Why I Chose SQLite for Storage
Storage: SQLite. A single file I can copy between machines, easily browse, and back up with cp. No server process, no configuration, no infrastructure. It’s easy. It works. Done.
The first time I used it properly: I asked Claude Code to store my git preferences in mnem-o-matic under a global namespace. It did. I switched to Mistral, asked it to check for my git preferences, and got them back. Felt good.
How Mnem-O-matic Works
Once the basic version was working, I started reaching for it in ways I hadn't planned. Storing the outcome of a tricky debugging session. Creating and saving summaries from documentation, even ideas for a novel and the contents of my pantry. I found myself even saving some chats I had with my local LLM while watching TV in the evenings. Sometimes my local 8B model gets me just right - Saved.
The more I used it, the clearer the shape of what it needed to be: not just personal memory, but a shared memory layer. Something a whole team could connect their AI tools to. Proper namespacing to keep project knowledge separate from global knowledge. Authentication for LAN deployments. Enough robustness to survive concurrent writes without quietly corrupting itself.
Performance Optimizations and Design Decisions
I started hardening it. Proper input validation. A concurrency model built on SQLite's WAL mode with per-thread connections. Bearer token auth. A Caddy reverse proxy for TLS on LAN setups. An optimized Docker build that quantizes the embedding model from FP32 to INT8 at build time, shrinking it from 80 MB to 20 MB and speeding up inference by 2–3X.
Core Data Types
The project became Mnem-O-matic. It took me longer to land on a name than to build the whole thing! That's embarrassing and also completely true — a shared memory layer for LLMs, exposed as an MCP server.
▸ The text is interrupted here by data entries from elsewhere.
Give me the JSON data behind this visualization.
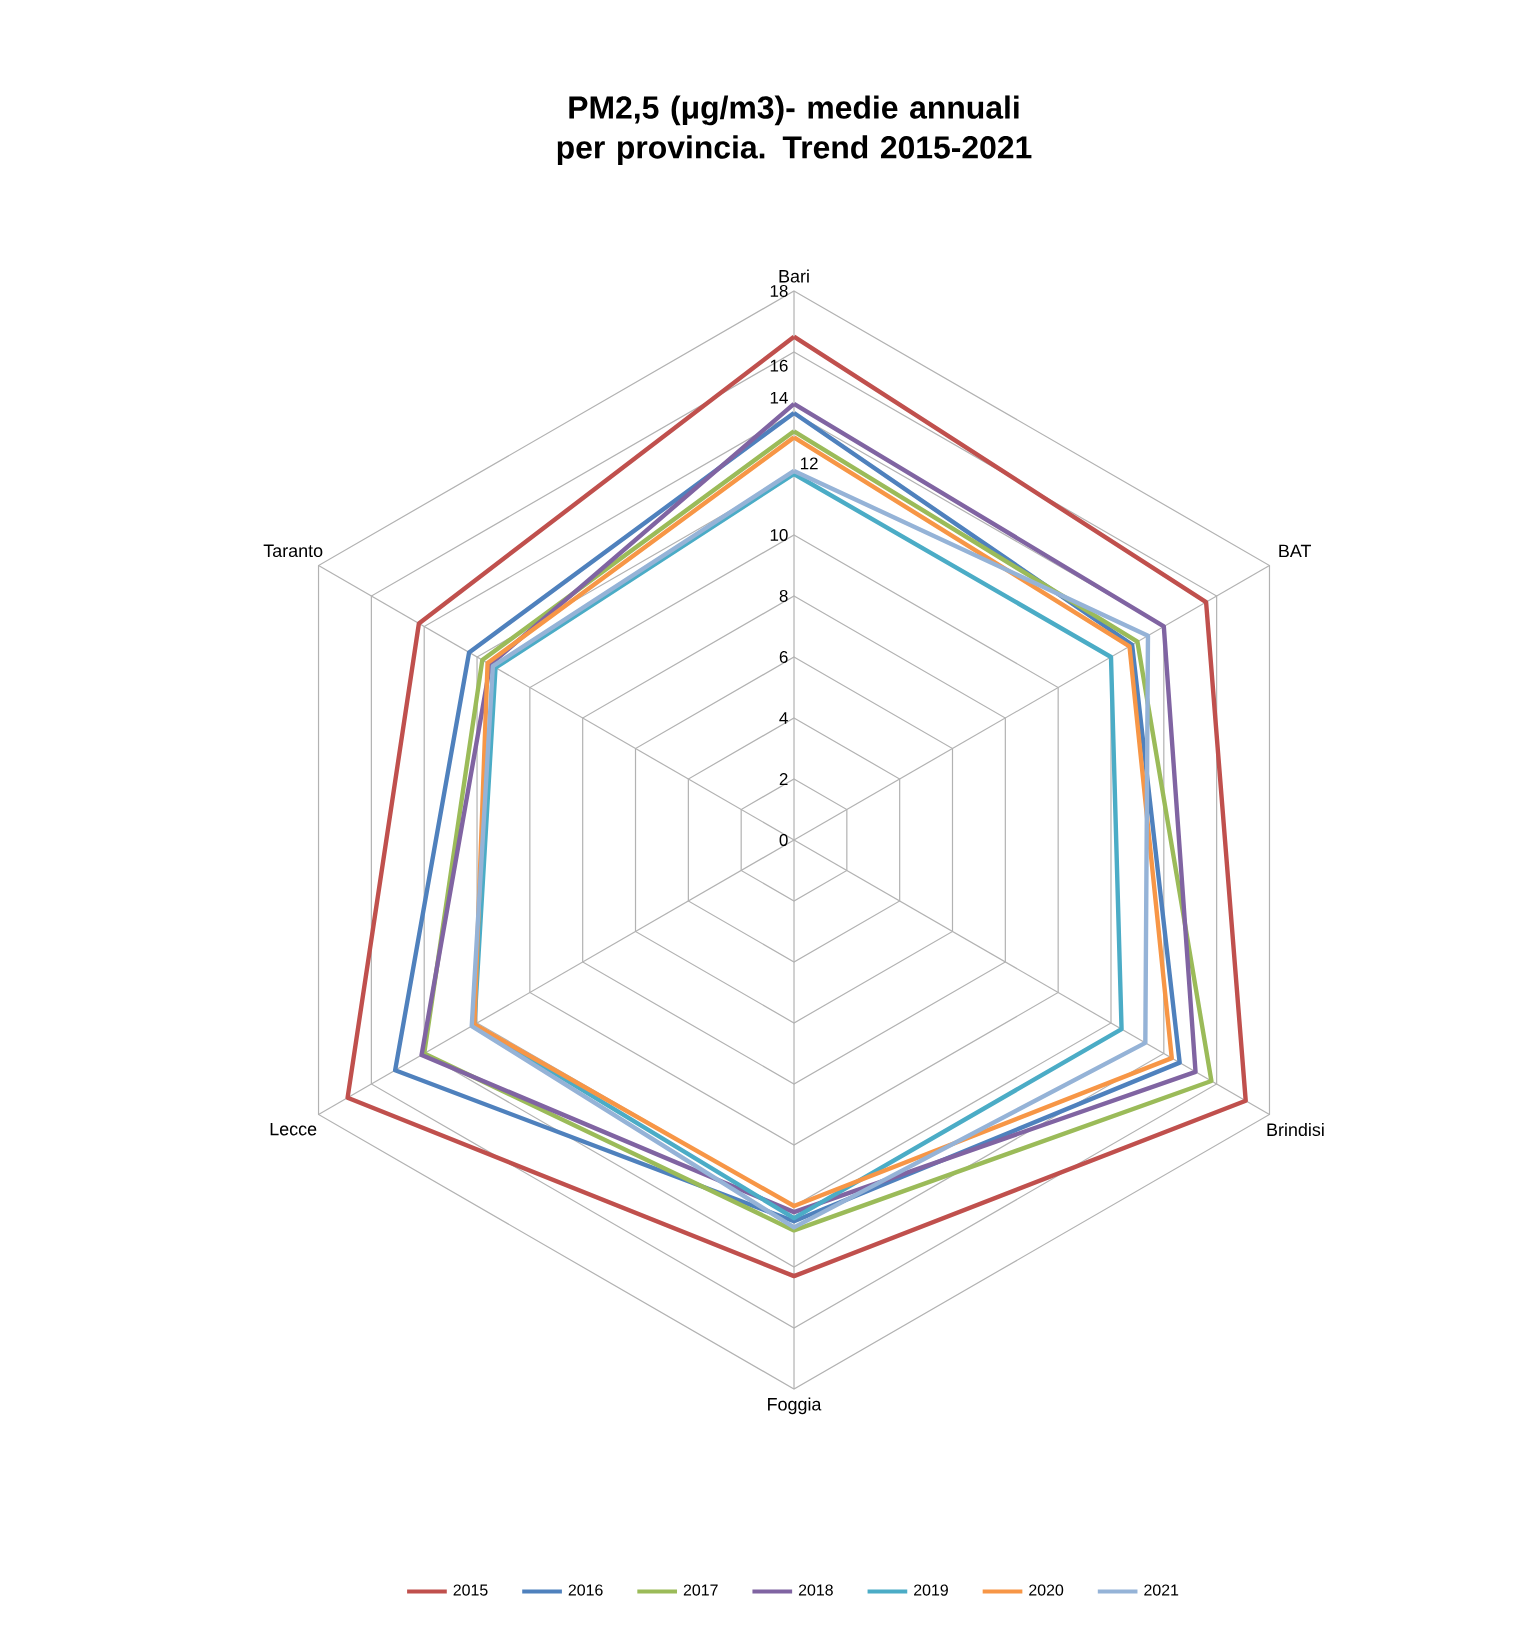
{
  "chart_data": {
    "type": "radar",
    "title": "PM2,5 (μg/m3)- medie annuali per provincia. Trend 2015-2021",
    "categories": [
      "Bari",
      "BAT",
      "Brindisi",
      "Foggia",
      "Lecce",
      "Taranto"
    ],
    "ylim": [
      0,
      18
    ],
    "yticks": [
      0,
      2,
      4,
      6,
      8,
      10,
      12,
      14,
      16,
      18
    ],
    "grid": true,
    "legend": "bottom",
    "series": [
      {
        "name": "2015",
        "color": "#c0504d",
        "values": [
          16.5,
          15.6,
          17.1,
          14.3,
          16.9,
          14.2
        ]
      },
      {
        "name": "2016",
        "color": "#4f81bd",
        "values": [
          14.0,
          12.8,
          14.6,
          12.5,
          15.1,
          12.3
        ]
      },
      {
        "name": "2017",
        "color": "#9bbb59",
        "values": [
          13.4,
          13.0,
          15.8,
          12.8,
          14.0,
          11.8
        ]
      },
      {
        "name": "2018",
        "color": "#8064a2",
        "values": [
          14.3,
          14.0,
          15.2,
          12.2,
          14.1,
          11.5
        ]
      },
      {
        "name": "2019",
        "color": "#4bacc6",
        "values": [
          12.0,
          12.0,
          12.4,
          12.4,
          12.1,
          11.3
        ]
      },
      {
        "name": "2020",
        "color": "#f79646",
        "values": [
          13.2,
          12.7,
          14.3,
          12.0,
          12.1,
          11.6
        ]
      },
      {
        "name": "2021",
        "color": "#95b3d7",
        "values": [
          12.1,
          13.4,
          13.3,
          12.7,
          12.2,
          11.4
        ]
      }
    ]
  }
}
Three content types, because not everything is the same kind of thing:
Documents
Reference material, validated snippets, specs, configs. Solid, long-form, trusted.
Knowledge
Discrete facts and decisions. Atomic, query-able.
Notes
Quick thoughts, ideas, transcripts, informal observations, things that don't fit neatly anywhere else - grocery list?
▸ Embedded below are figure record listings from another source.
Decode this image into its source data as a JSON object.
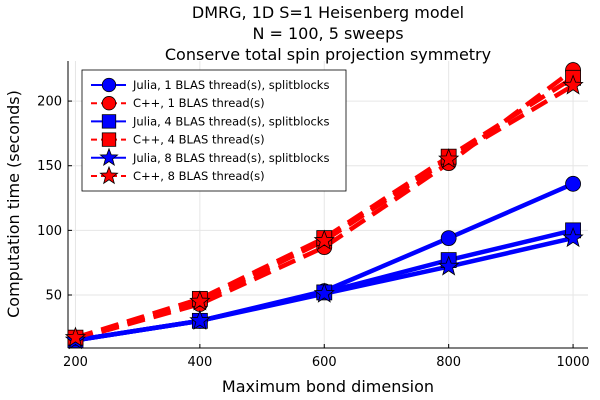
{
  "chart_data": {
    "type": "line",
    "title_lines": [
      "DMRG, 1D S=1 Heisenberg model",
      "N = 100, 5 sweeps",
      "Conserve total spin projection symmetry"
    ],
    "xlabel": "Maximum bond dimension",
    "ylabel": "Computation time (seconds)",
    "xlim": [
      188,
      1024
    ],
    "ylim": [
      9,
      231
    ],
    "xticks": [
      200,
      400,
      600,
      800,
      1000
    ],
    "yticks": [
      50,
      100,
      150,
      200
    ],
    "grid": true,
    "legend_position": "top-left",
    "x": [
      200,
      400,
      600,
      800,
      1000
    ],
    "series": [
      {
        "name": "Julia, 1 BLAS thread(s), splitblocks",
        "color": "#0000ff",
        "dash": "solid",
        "marker": "circle",
        "values": [
          15,
          30,
          53,
          94,
          136
        ]
      },
      {
        "name": "C++, 1 BLAS thread(s)",
        "color": "#ff0000",
        "dash": "dashed",
        "marker": "circle",
        "values": [
          16,
          43,
          87,
          152,
          224
        ]
      },
      {
        "name": "Julia, 4 BLAS thread(s), splitblocks",
        "color": "#0000ff",
        "dash": "solid",
        "marker": "square",
        "values": [
          15,
          30,
          52,
          77,
          100
        ]
      },
      {
        "name": "C++, 4 BLAS thread(s)",
        "color": "#ff0000",
        "dash": "dashed",
        "marker": "square",
        "values": [
          17,
          47,
          94,
          157,
          218
        ]
      },
      {
        "name": "Julia, 8 BLAS thread(s), splitblocks",
        "color": "#0000ff",
        "dash": "solid",
        "marker": "star",
        "values": [
          15,
          30,
          51,
          72,
          94
        ]
      },
      {
        "name": "C++, 8 BLAS thread(s)",
        "color": "#ff0000",
        "dash": "dashed",
        "marker": "star",
        "values": [
          17,
          45,
          92,
          155,
          212
        ]
      }
    ]
  }
}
All three support namespaces, tags and metadata. Everything is searchable. The hybrid search blends keyword and semantic results — a query for "authentication" surfaces entries about "login tokens" even without lexical overlap.
The embedding stack is fully self-contained. The image bundles a quantized ONNX version of all-MiniLM-L6-v2 — small, fast, runs on CPU, no GPU required, no PyTorch, no external API calls. If you're already running models locally via Ollama or something similar, the lite image can delegate to those and comes in under 120 MB.
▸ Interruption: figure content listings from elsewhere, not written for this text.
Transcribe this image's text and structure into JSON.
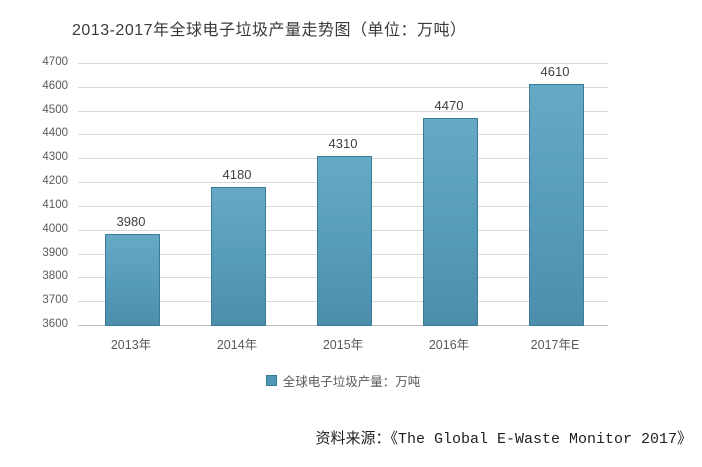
{
  "title": "2013-2017年全球电子垃圾产量走势图（单位：万吨）",
  "chart_data": {
    "type": "bar",
    "title": "2013-2017年全球电子垃圾产量走势图（单位：万吨）",
    "categories": [
      "2013年",
      "2014年",
      "2015年",
      "2016年",
      "2017年E"
    ],
    "values": [
      3980,
      4180,
      4310,
      4470,
      4610
    ],
    "series_name": "全球电子垃圾产量：万吨",
    "xlabel": "",
    "ylabel": "",
    "ylim": [
      3600,
      4700
    ],
    "yticks": [
      3600,
      3700,
      3800,
      3900,
      4000,
      4100,
      4200,
      4300,
      4400,
      4500,
      4600,
      4700
    ],
    "grid": true,
    "data_labels": true,
    "legend_position": "bottom",
    "bar_fill_color": "#579cba",
    "bar_border_color": "#3a7b98",
    "gridline_color": "#d9d9d9",
    "axis_label_color": "#595959"
  },
  "legend": {
    "label": "全球电子垃圾产量：万吨",
    "marker_color": "#4f97b5"
  },
  "source": {
    "text": "资料来源：《The Global E-Waste Monitor 2017》"
  }
}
The database is one file. Your entire knowledge base lives in a single `.db` file. Copy it to back it up. Move it between machines. Open it with any SQLite client. Send it via email if you're feeling retro. This is intentional. I wanted easy deployment, easy backup, easy everything. If you want Postgres, fork it and go wild.
Why I Open-Sourced Mnem-O-matic
At some point the question shifted from is this useful to is this useful enough to share? The answer was yes.
It's open source under Apache 2.0. Run it locally with Docker. Connect Claude Code, Copilot, Mistral or any MCP-compatible client. Your data stays on your machine. Here’s the repo if you want to try it.
What This Tool Does Not Do
Mnem-O-matic solves one specific problem well. It is not a general-purpose knowledge management system, not a RAG pipeline for large document collections, and not a replacement for documentation. The content limits are intentional. This is a memory store for LLMs, not a document database.
It also doesn't solve the harder problem of knowing when and what to remember. That's a prompting and workflow problem that a storage layer can't fix. The infrastructure is here, but using it well still requires practice.
Wrapping Up
The goldfish is still there but now it has a place to remember things. You just have to decide what’s worth keeping.
I wanted to pit the AIs against each other. See who covered the other's blind spots. Seemed clever at the time. Seems clever now.